The other night, I attended a meeting that featured a keynote presentation on the subject of increasing sales. The speaker, John McConnell (not his real name, what do you think I am, crazy?), has been a sales consultant to hundreds of companies for over a decade, so he knows what he’s talking about. But Mr. McConnell’s presentation errors made it impossible for me to concentrate on his message. Maybe it’s because I’m in the business of improving presentations, but all I could do was to focus on the mistakes, which totally obscured his message for me.
Mr. McConnell made five major errors during his presentation, outlined below.
#1: Ignore Your Audience
The moment you go to the front of a room and face an audience, you are the focus of everyone’s attention. So what’s the wrong thing to do? Ignore the audience completely, which is what Mr. McConnell did. He spent at least one minute silently fiddling with the laptop to get his presentation loaded. He didn’t even make a light quip about “Technology these days!” or “I’ll be with you in just a moment.” He just kept working on the laptop. Which leads me to my next tip…
#2: Be Unfamiliar With How PowerPoint Works
Mr. McConnell had difficulty locating and launching his presentation, which he could have avoided with a little advance preparation:
- Before the room fills up, make sure that your presentation has been copied onto the desktop of the computer you’re using.
- When it’s go time, double click on your presentation, click on the View tab, then click on the Slide Show button. Boom! You’re in.
- If you don’t want to navigate to the View tab, simply press F5, which will also launch your Slide Show.
Strangely, a lot of presenters seem to not know how to launch a Slide Show. I’ve seen the same kind of confusion too many times.
#3: Use Up to Four or Five Nested Bullet Points
Heading. Bullet point. Sub bullet. Sub-sub bullet. Sub-sub-sub bullet. Folks, I can’t stress this enough: Don’t put so much text on a slide that you need to organize it like a legal document. That’s too much work for the audience. If the people are busy reading your slides, they’re not listening to you. You might as well save everyone a lot of time by sending them your presentation. It’s not story time, it’s a business meeting.
#4: Distribute Fill-in-the-Blank Handouts
At the beginning of his presentation, Mr. McConnell made sure that everyone had a handout so that they could follow along. The idea was that every time he made a point in his presentation that was printed on the handout, we could take notes. He told us to be sure to fill in the handout.
That’s an OK idea, except that his handout had sentences with lines for the missing words, which we were asked to fill in. I felt like I was in third grade. Rather than encouraging us to take notes in the style to which we are accustomed, it forced us into a simple fill-in-the-blank style of copying what the teacher says. My handout ended up looking like a bored grade-schooler’s, with funny writing styles and doodles galore.
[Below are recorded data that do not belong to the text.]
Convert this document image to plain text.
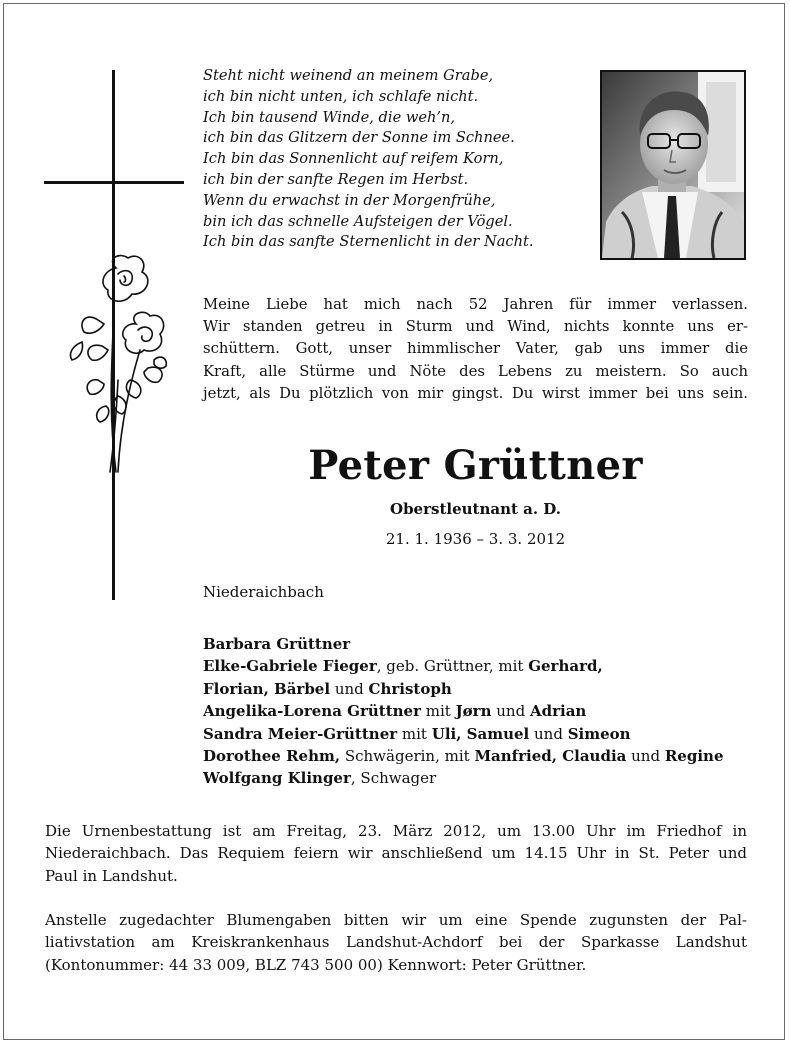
Steht nicht weinend an meinem Grabe,
ich bin nicht unten, ich schlafe nicht.
Ich bin tausend Winde, die weh’n,
ich bin das Glitzern der Sonne im Schnee.
Ich bin das Sonnenlicht auf reifem Korn,
ich bin der sanfte Regen im Herbst.
Wenn du erwachst in der Morgenfrühe,
bin ich das schnelle Aufsteigen der Vögel.
Ich bin das sanfte Sternenlicht in der Nacht.
Meine Liebe hat mich nach 52 Jahren für immer verlassen.
Wir standen getreu in Sturm und Wind, nichts konnte uns er-
schüttern. Gott, unser himmlischer Vater, gab uns immer die
Kraft, alle Stürme und Nöte des Lebens zu meistern. So auch
jetzt, als Du plötzlich von mir gingst. Du wirst immer bei uns sein.
Peter Grüttner
Oberstleutnant a. D.
21. 1. 1936 – 3. 3. 2012
Niederaichbach
Barbara Grüttner
Elke-Gabriele Fieger, geb. Grüttner, mit Gerhard,
Florian, Bärbel und Christoph
Angelika-Lorena Grüttner mit Jørn und Adrian
Sandra Meier-Grüttner mit Uli, Samuel und Simeon
Dorothee Rehm, Schwägerin, mit Manfried, Claudia und Regine
Wolfgang Klinger, Schwager
Die Urnenbestattung ist am Freitag, 23. März 2012, um 13.00 Uhr im Friedhof in
Niederaichbach. Das Requiem feiern wir anschließend um 14.15 Uhr in St. Peter und
Paul in Landshut.
Anstelle zugedachter Blumengaben bitten wir um eine Spende zugunsten der Pal-
liativstation am Kreiskrankenhaus Landshut-Achdorf bei der Sparkasse Landshut
(Kontonummer: 44 33 009, BLZ 743 500 00) Kennwort: Peter Grüttner.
And Mr. McConnell had made such a big deal of completing the handout that I thought he was going to surprise us by giving a little something to those who had done as he’d said. Surprise! He didn’t.
#5 Lose Your Place
Mr. McConnell seemed to falter a couple of times, trying to find his place in the show and being unsure of what was on the slide. When you are presenting to an audience, the slides should be secondary to what you’re saying. And you need to know your material cold so that even if the power went off in the room, you’d still be able to deliver a solid presentation.
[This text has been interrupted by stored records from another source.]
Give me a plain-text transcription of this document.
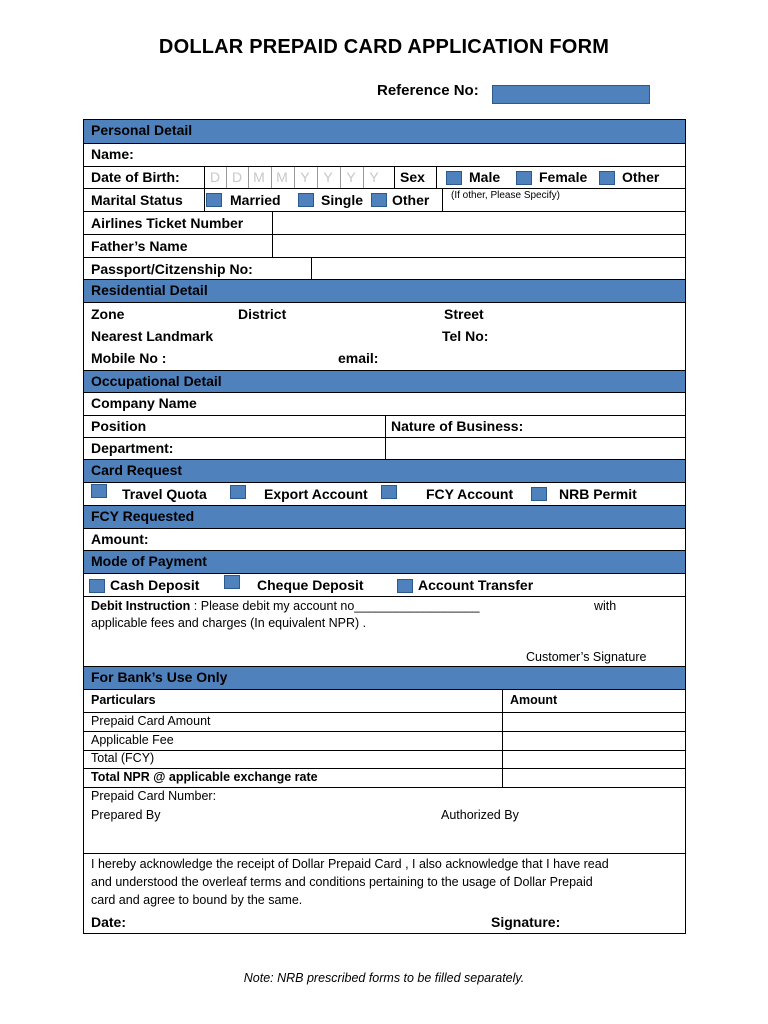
DOLLAR PREPAID CARD APPLICATION FORM
Reference No:
Personal Detail
Name:
Date of Birth:	D D M M Y Y Y Y	Sex	Male	Female Other
Marital Status	Married	Single Other (If other, Please Specify)
Airlines Ticket Number
Father’s Name
Passport/Citzenship No:
Residential Detail
Zone	District	Street
Nearest Landmark	Tel No:
Mobile No :	email:
Occupational Detail
Company Name
Position	Nature of Business:
Department:
Card Request
Travel Quota	Export Account	FCY Account	NRB Permit
FCY Requested
Amount:
Mode of Payment
Cash Deposit	Cheque Deposit	Account Transfer
Debit Instruction : Please debit my account no__________________	with
applicable fees and charges (In equivalent NPR) .
Customer’s Signature
For Bank’s Use Only
Particulars	Amount
Prepaid Card Amount
Applicable Fee
Total (FCY)
Total NPR @ applicable exchange rate
Prepaid Card Number:
Prepared By	Authorized By
I hereby acknowledge the receipt of Dollar Prepaid Card , I also acknowledge that I have read
and understood the overleaf terms and conditions pertaining to the usage of Dollar Prepaid
card and agree to bound by the same.
Date:	Signature:
Note: NRB prescribed forms to be filled separately.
If You’re an Expert, Present Like One
Mr. McConnell is very good at what he does and has been advising companies for years. But honestly, his presentation really didn’t reflect his expertise. Remember, you get one chance to make a first impression, and if your presentation could result in a big sale, a secured round of funding, or a passing grade, can you really afford to make mistakes like this?